La tristesse de sa voix me serre le cœur, ça y est, il a réussi à me culpabiliser, c'est moi le salaud, je le savais, je l'ai toujours su. C'est pour ça que j'ai tant essayé de fuir, au début. En vain.

Il appelle un taxi puis s'approche lentement et pose sa bouche sur la mienne, je ne résiste même pas, je suis pétrifié, inconscient de tout sauf du goût salé de son baiser, et de mon cœur broyé.

- I'm leaving my love (je pars mon amour), fait-il après m'avoir observé longtemps.
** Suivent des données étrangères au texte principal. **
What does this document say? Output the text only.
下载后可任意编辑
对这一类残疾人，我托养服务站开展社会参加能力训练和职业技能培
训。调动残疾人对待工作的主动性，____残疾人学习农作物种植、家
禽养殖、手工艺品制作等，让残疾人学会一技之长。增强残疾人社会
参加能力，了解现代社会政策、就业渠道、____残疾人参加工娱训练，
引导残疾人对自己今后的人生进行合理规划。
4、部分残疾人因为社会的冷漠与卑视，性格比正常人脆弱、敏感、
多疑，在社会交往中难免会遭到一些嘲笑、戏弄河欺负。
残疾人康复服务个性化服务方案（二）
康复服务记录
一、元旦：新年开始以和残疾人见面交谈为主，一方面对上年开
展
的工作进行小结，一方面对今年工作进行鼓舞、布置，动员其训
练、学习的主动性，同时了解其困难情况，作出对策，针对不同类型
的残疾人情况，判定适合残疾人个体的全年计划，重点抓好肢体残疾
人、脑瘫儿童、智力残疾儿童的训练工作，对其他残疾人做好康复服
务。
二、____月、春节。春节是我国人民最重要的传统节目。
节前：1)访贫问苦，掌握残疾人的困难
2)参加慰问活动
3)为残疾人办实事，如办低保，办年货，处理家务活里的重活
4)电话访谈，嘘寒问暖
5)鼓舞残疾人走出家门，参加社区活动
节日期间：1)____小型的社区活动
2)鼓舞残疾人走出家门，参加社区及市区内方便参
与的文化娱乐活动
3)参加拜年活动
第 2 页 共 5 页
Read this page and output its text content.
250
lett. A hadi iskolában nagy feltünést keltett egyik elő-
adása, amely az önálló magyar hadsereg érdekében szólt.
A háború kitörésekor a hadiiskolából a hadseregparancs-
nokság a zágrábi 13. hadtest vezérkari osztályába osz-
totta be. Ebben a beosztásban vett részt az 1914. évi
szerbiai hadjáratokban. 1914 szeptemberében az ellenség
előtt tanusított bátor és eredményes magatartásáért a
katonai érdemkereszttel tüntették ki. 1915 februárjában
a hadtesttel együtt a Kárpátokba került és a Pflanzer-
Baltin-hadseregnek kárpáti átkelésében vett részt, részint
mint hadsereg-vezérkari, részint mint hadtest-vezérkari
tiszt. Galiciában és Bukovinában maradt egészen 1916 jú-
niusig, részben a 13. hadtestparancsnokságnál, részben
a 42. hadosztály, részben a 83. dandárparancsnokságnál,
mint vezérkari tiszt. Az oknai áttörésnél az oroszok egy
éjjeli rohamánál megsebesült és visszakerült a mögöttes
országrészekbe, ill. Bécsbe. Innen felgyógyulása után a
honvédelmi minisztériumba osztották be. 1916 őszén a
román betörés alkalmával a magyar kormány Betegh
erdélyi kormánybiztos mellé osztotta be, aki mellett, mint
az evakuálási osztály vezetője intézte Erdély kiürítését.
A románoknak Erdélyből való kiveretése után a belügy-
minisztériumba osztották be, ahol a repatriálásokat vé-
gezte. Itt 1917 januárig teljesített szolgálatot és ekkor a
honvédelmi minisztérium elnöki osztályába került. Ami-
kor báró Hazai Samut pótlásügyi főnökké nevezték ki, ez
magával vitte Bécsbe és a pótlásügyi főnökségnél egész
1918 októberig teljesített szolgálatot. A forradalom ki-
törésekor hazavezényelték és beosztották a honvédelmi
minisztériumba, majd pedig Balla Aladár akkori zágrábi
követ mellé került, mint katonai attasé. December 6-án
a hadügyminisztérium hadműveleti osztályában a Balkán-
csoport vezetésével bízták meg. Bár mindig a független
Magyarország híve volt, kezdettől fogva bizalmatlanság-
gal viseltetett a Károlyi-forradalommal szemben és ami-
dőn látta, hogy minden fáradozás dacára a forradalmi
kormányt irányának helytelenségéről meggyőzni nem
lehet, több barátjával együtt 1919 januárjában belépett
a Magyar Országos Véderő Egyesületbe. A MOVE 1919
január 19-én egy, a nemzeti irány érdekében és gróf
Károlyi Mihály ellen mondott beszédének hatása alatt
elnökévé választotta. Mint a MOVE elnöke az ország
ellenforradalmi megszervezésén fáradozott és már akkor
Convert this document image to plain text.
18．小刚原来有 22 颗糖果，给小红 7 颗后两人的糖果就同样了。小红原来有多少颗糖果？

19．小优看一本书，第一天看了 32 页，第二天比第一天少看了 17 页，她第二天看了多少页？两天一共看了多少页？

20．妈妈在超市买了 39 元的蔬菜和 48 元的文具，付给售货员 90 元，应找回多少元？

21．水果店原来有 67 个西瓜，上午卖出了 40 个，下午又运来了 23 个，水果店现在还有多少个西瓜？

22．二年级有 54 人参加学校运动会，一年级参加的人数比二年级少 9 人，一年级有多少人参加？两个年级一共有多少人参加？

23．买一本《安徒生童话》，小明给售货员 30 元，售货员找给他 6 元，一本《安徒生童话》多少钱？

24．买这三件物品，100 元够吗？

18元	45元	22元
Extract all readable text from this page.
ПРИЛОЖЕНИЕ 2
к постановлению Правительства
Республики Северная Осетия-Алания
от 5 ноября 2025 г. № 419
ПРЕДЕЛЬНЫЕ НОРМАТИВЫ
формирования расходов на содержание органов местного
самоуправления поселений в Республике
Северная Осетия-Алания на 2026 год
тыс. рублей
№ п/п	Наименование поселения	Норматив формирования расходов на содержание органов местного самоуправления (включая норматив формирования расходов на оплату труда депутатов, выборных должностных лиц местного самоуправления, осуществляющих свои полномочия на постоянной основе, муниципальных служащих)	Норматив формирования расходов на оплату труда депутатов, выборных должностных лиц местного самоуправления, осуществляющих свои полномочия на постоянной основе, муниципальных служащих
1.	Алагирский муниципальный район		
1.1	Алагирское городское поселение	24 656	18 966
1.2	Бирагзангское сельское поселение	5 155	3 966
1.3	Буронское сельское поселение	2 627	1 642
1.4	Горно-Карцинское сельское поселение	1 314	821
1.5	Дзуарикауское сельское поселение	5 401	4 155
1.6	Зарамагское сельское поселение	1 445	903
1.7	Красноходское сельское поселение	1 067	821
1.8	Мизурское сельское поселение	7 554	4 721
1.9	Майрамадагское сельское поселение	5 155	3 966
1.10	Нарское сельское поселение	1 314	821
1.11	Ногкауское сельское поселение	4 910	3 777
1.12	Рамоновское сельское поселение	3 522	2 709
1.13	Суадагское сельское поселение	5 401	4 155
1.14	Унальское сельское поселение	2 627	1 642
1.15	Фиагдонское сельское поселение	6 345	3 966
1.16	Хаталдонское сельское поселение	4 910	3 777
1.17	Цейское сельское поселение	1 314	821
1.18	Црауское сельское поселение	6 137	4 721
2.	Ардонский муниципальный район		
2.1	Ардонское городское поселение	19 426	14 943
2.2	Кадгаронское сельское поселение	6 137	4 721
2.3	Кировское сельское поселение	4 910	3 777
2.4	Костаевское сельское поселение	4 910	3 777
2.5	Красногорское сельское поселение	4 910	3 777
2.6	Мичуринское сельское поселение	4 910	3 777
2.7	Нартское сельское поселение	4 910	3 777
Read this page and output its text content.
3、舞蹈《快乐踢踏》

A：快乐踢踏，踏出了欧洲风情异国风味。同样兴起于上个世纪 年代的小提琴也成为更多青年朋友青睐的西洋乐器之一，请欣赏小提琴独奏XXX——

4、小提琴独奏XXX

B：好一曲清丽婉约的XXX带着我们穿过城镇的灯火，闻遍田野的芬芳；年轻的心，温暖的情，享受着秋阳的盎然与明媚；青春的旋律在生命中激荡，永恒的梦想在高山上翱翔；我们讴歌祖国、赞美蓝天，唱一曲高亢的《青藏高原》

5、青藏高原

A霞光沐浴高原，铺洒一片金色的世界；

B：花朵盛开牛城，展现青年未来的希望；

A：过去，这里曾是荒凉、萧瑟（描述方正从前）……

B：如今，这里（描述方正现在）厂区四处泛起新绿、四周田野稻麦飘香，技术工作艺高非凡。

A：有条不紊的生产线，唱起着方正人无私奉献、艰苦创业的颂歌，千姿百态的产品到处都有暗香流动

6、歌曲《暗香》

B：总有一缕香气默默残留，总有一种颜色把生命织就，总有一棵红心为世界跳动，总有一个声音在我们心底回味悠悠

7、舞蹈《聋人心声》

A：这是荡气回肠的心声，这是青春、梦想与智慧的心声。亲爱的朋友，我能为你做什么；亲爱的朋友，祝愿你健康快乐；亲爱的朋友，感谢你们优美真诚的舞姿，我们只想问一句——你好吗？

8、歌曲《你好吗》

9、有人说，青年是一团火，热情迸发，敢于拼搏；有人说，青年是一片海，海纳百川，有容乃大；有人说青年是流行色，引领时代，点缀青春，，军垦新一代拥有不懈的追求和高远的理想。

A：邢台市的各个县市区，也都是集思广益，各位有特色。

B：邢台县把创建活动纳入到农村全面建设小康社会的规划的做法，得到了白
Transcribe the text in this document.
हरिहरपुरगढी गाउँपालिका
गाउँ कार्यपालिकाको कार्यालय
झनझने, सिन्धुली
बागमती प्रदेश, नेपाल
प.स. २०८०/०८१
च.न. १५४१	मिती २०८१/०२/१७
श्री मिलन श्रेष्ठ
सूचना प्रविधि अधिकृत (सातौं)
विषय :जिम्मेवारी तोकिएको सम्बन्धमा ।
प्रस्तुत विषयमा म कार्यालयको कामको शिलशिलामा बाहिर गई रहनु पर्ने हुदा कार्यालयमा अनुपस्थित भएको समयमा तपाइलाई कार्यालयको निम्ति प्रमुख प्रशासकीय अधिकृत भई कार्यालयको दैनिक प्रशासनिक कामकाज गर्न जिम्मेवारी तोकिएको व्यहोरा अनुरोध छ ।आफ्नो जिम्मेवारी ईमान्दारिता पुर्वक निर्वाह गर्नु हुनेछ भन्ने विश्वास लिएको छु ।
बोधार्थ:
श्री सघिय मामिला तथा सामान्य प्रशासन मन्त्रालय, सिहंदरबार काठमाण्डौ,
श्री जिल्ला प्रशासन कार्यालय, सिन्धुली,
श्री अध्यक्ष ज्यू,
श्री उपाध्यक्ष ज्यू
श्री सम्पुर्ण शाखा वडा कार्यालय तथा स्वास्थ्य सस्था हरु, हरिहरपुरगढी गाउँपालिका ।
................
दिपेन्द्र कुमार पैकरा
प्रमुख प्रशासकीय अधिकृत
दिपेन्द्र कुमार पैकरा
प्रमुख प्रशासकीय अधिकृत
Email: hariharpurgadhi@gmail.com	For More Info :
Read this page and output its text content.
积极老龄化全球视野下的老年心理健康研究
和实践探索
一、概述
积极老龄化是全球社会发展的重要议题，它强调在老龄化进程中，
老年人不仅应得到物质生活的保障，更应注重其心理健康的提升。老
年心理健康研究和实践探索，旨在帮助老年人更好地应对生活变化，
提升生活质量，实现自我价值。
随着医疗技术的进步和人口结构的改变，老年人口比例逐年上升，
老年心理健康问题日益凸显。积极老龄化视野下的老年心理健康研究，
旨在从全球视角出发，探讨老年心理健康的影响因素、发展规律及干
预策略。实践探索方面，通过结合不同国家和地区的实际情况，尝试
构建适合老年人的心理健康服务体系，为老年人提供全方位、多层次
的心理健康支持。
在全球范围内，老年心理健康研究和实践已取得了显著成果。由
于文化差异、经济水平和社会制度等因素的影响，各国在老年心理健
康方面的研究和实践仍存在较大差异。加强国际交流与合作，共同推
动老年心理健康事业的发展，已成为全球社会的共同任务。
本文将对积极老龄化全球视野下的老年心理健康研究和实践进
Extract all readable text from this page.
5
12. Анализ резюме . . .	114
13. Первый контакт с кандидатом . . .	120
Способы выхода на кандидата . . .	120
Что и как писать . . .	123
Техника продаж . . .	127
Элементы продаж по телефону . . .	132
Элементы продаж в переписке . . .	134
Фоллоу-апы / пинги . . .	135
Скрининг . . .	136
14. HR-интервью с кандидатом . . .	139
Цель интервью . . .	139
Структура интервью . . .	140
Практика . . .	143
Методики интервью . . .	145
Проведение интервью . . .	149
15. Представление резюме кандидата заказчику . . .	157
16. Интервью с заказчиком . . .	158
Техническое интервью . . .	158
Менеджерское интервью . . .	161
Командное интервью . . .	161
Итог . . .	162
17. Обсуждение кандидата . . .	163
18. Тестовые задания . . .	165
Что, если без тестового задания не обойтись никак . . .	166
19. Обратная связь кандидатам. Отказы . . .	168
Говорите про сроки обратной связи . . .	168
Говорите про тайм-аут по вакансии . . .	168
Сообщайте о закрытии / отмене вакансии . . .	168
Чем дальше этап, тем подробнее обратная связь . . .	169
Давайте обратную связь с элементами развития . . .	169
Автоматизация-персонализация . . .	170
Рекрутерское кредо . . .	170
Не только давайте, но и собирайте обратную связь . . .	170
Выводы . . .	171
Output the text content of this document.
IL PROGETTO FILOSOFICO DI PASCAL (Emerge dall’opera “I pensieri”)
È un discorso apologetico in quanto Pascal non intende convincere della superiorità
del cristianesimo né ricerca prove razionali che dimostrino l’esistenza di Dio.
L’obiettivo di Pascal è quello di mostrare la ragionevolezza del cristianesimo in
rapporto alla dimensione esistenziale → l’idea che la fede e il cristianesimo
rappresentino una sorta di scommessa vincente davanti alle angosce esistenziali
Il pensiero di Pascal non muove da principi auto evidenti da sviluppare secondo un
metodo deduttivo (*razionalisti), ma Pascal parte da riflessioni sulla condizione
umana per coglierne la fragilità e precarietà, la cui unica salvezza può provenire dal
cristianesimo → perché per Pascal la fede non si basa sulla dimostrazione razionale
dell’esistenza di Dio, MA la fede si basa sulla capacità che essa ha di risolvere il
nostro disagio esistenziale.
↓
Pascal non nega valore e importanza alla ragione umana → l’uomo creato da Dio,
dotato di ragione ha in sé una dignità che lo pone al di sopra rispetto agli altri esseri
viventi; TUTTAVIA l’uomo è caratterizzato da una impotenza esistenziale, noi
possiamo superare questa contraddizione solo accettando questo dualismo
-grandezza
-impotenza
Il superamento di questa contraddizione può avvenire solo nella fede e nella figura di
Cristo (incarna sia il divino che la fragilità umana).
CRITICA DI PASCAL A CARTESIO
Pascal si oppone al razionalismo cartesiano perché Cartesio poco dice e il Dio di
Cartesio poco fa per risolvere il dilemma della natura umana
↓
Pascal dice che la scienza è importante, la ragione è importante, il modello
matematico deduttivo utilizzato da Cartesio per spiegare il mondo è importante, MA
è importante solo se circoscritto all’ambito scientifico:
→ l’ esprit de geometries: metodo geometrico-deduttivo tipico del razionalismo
Je t'appellerai quand je serai arrivé. On se reverra à mon retour, hein ? N'importe où, hein ?

- Oui, bien sûr, dis-je sans réfléchir, trop rapidement. Bon voyage…

Et je le regarde partir, descendre mes escaliers et disparaître dans l'entrée, de sa longue silhouette dégingandée. Je ne lui en veux même plus. Un vide immense s'installe dans mon cœur, tout est désert d'un coup. Ma maison, mon cœur, ma vie.

Après quelques instants je me laisse tomber sur le canapé, vidé. Une poupée de Lily traîne, à moitié déshabillée. Cette fois je ne suis pas passé loin de la catastrophe, j'en tremble encore. Ça se rapproche, je le sens.

Je dénoue ma cravate en fixant l'orchidée de l'entrée, guettant les résonances. Le bruit d'un moteur qui s'éloigne dans la nuit. Ou s'approche, je ne sais plus.